The main property comprises of five bedrooms and bathrooms, four reception rooms, a sauna and a cellar.
There is also a three-bedroom studio annexe known as The Eye and double garage.
The house has been anchored into the bed rock of the cliff, painstakingly engineered to a level that leaves no possibility for erosional hazard.
Edward, a dad-of-two, said he had no option but to sell it to cover the large amount of money he had to borrow and said the total costs were set to reach £6m.
He added: “Every build has suffered due to Covid and the pingdemic and needing to get materials from Europe.
“We have waited over a year for some stuff and there were a number of delays waiting for building materials to arrive – they were headaches and that wait was painful.
“That’s all been done. Earlier this month we had the coldest winter weather and it snowed. It has been extraordinary. We had the banking crisis, the Brexit years, which were very hard, the coronavirus pandemic and then the pingdemic.
“Now a lot of people are off work due to Covid with more people having it than any other time in the pandemic that I can remember.
“This touches all sorts of areas and everything has been slow. We are connected to so many products connected to Europe, the supply chain, problems with the Channel, customs, I could go on writing things that get in the way. It’s a very long list and sometimes you do feel cursed by it all.
“I cannot make any plans of what I do next until it is sold – but I would be very surprised if they involved any more big-build projects. I think I need a physiatrist and help with PTSD.”
Edward said earlier the time was right to move on.
He added: “I’ll always be proud to have finished this. I owe it to my family to have a real end result, but the time has come to move on.
“I will have achieved what I set out to do, never deviating from the plans, and for that I’ll always be proud.
“These past ten years have been a marathon slog – and I have got used to being a millionaire in debt.
“I’ve accepted the only way forward is to finish and sell it.”
Edward said the two properties were being split in two with the £10m guide price being for both.
He added: “People thought it was £10m for the main one – but it’s prob about £2m and £8m.
“I accept some people will always hate it but now it is finished then I hope people may have a more subjective view.
“Nothing looks good half way finished but now there is something there for people to say whether they absolutely hate it or like it.
“There has been a huge swing in opinion now it’s just about ready. You will never please everyone and I would not expect to, but it is a big relief to be where we are.
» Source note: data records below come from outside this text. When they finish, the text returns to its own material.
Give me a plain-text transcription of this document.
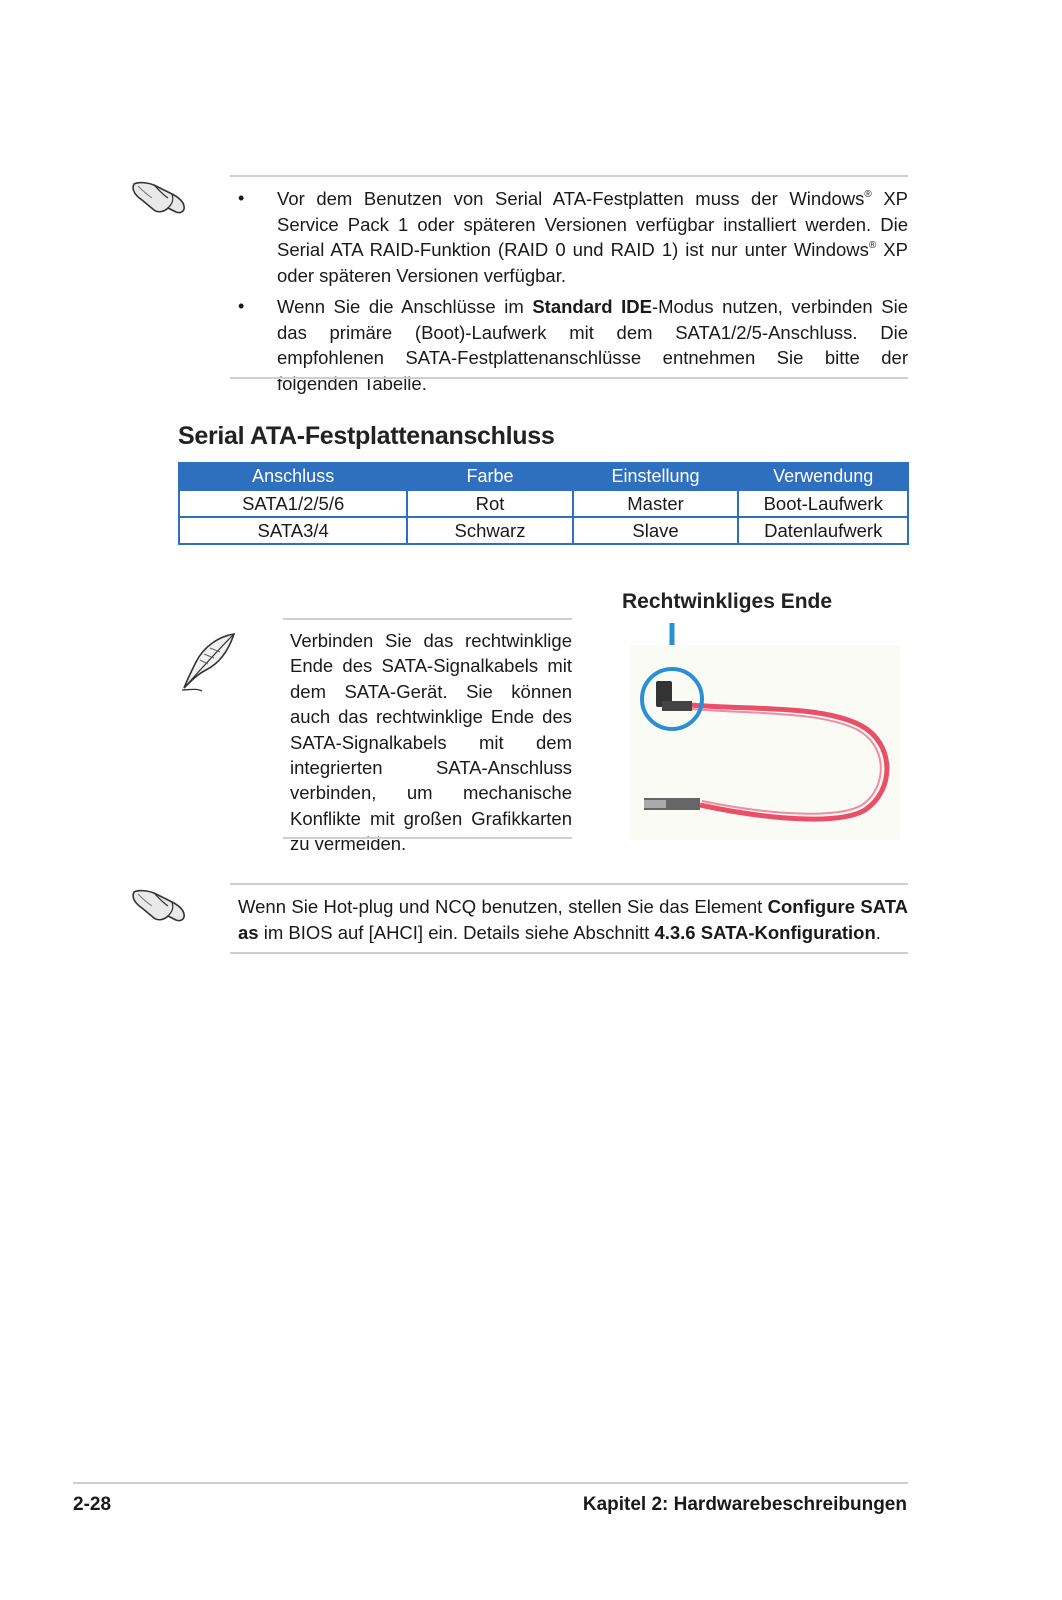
• Vor dem Benutzen von Serial ATA-Festplatten muss der Windows® XP Service Pack 1 oder späteren Versionen verfügbar installiert werden. Die Serial ATA RAID-Funktion (RAID 0 und RAID 1) ist nur unter Windows® XP oder späteren Versionen verfügbar.
• Wenn Sie die Anschlüsse im Standard IDE-Modus nutzen, verbinden Sie das primäre (Boot)-Laufwerk mit dem SATA1/2/5-Anschluss. Die empfohlenen SATA-Festplattenanschlüsse entnehmen Sie bitte der folgenden Tabelle.
Serial ATA-Festplattenanschluss
Anschluss	Farbe	Einstellung	Verwendung
SATA1/2/5/6	Rot	Master	Boot-Laufwerk
SATA3/4	Schwarz	Slave	Datenlaufwerk
Verbinden Sie das rechtwinklige Ende des SATA-Signalkabels mit dem SATA-Gerät. Sie können auch das rechtwinklige Ende des SATA-Signalkabels mit dem integrierten SATA-Anschluss verbinden, um mechanische Konflikte mit großen Grafikkarten zu vermeiden.
Rechtwinkliges Ende
Wenn Sie Hot-plug und NCQ benutzen, stellen Sie das Element Configure SATA as im BIOS auf [AHCI] ein. Details siehe Abschnitt 4.3.6 SATA-Konfiguration.
2-28	Kapitel 2: Hardwarebeschreibungen
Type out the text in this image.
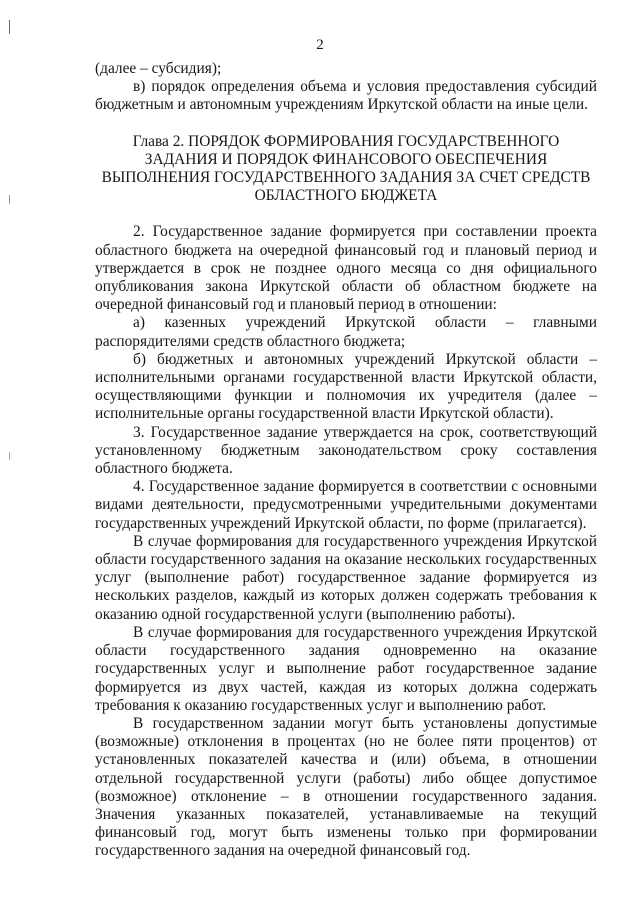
2

(далее – субсидия);

в) порядок определения объема и условия предоставления субсидий бюджетным и автономным учреждениям Иркутской области на иные цели.

Глава 2. ПОРЯДОК ФОРМИРОВАНИЯ ГОСУДАРСТВЕННОГО ЗАДАНИЯ И ПОРЯДОК ФИНАНСОВОГО ОБЕСПЕЧЕНИЯ ВЫПОЛНЕНИЯ ГОСУДАРСТВЕННОГО ЗАДАНИЯ ЗА СЧЕТ СРЕДСТВ ОБЛАСТНОГО БЮДЖЕТА

2. Государственное задание формируется при составлении проекта областного бюджета на очередной финансовый год и плановый период и утверждается в срок не позднее одного месяца со дня официального опубликования закона Иркутской области об областном бюджете на очередной финансовый год и плановый период в отношении:

а) казенных учреждений Иркутской области – главными распорядителями средств областного бюджета;

б) бюджетных и автономных учреждений Иркутской области – исполнительными органами государственной власти Иркутской области, осуществляющими функции и полномочия их учредителя (далее – исполнительные органы государственной власти Иркутской области).

3. Государственное задание утверждается на срок, соответствующий установленному бюджетным законодательством сроку составления областного бюджета.

4. Государственное задание формируется в соответствии с основными видами деятельности, предусмотренными учредительными документами государственных учреждений Иркутской области, по форме (прилагается).

В случае формирования для государственного учреждения Иркутской области государственного задания на оказание нескольких государственных услуг (выполнение работ) государственное задание формируется из нескольких разделов, каждый из которых должен содержать требования к оказанию одной государственной услуги (выполнению работы).

В случае формирования для государственного учреждения Иркутской области государственного задания одновременно на оказание государственных услуг и выполнение работ государственное задание формируется из двух частей, каждая из которых должна содержать требования к оказанию государственных услуг и выполнению работ.

В государственном задании могут быть установлены допустимые (возможные) отклонения в процентах (но не более пяти процентов) от установленных показателей качества и (или) объема, в отношении отдельной государственной услуги (работы) либо общее допустимое (возможное) отклонение – в отношении государственного задания. Значения указанных показателей, устанавливаемые на текущий финансовый год, могут быть изменены только при формировании государственного задания на очередной финансовый год.
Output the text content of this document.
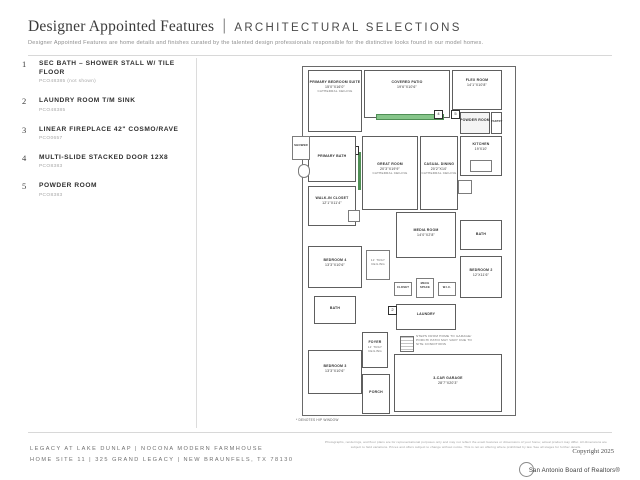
Designer Appointed Features | ARCHITECTURAL SELECTIONS
Designer Appointed Features are home details and finishes curated by the talented design professionals responsible for the distinctive looks found in our model homes.
1	SEC BATH – SHOWER STALL W/ TILE FLOOR
PCO48385 (not shown)
2	LAUNDRY ROOM T/M SINK
PCO48385
3	LINEAR FIREPLACE 42" COSMO/RAVE
PCO0657
4	MULTI-SLIDE STACKED DOOR 12X8
PCO8383
5	POWDER ROOM
PCO8383
PRIMARY BEDROOM SUITE
15'0"X16'0"
CATHEDRAL CEILING
COVERED PATIO
19'6"X10'6"
FLEX ROOM
14'1"X10'8"
4
POWDER ROOM
5
PANTRY
KITCHEN
19'X10'
GREAT ROOM
20'3"X19'9"
CATHEDRAL CEILING
CASUAL DINING
20'2"X10'
CATHEDRAL CEILING
PRIMARY BATH
SHOWER
WALK-IN CLOSET
12'1"X11'4"
MEDIA ROOM
14'0"X2'8"	BATH
BEDROOM 4
13'3"X10'6"
11' TRAY CEILING
BEDROOM 2
12'X11'6"
CLOSET
MECH SPACE	W.I.C.
LAUNDRY
2
BATH
STEPS FROM HOME TO GARAGE/ PORCH/ PATIO MAY VARY DUE TO SITE CONDITIONS
3-CAR GARAGE
28'7"X20'3"
FOYER
11' TRAY CEILING
BEDROOM 3
13'3"X10'6"
PORCH
* DENOTES HIP WINDOW
LEGACY AT LAKE DUNLAP | NOCONA MODERN FARMHOUSE
HOME SITE 11 | 325 GRAND LEGACY | NEW BRAUNFELS, TX 78130
Photographs, renderings, and floor plans are for representational purposes only and may not reflect the exact features or dimensions of your home; actual product may differ. All dimensions are subject to field variations. Prices and offers subject to change without notice. This is not an offering where prohibited by law. See all stages for further details.
Copyright 2025
San Antonio Board of Realtors®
“I don’t mind people saying they hate it but the abuse has stopped now thankfully. Find me a building site that doesn’t look ugly half way through. In about one month it will be all systems go.
“We knew nothing about the press in January and neither did Knight Frank. It was only every going to go on the market when it was finished and dates have slipped a bit, but I would never have put it on the market in winter and can only assume there was some miscommunication somewhere along the line.”
In publicity material released ahead of the sale, a Knight Frank spokesperson added: “Chesil Cliff House is positioned on a three-acre site between surfers’ paradise Saunton Sands backed by the impressive UNESCO Biosphere Reserve of Braunton Burrows, and the idyllic cove of Croyde, beyond which sits National Trust-owned Baggy Point.
“Not only does the property boast high design and build quality, it also has a south-facing position and an ease of access to the water with a private beach and foreshore.”
Christopher Bailey, Head of National Waterfront, Knight Frank, added: “Chesil Cliff House will be the most significant coastal property to come to the open market in the West Country for many years.
“It is iconic in the true meaning of the word and there is nothing else to compare it to on the market right now.
“It certainly sits at the very top of the national coastal waterfront market and I have no doubt it will attract keen interest globally.”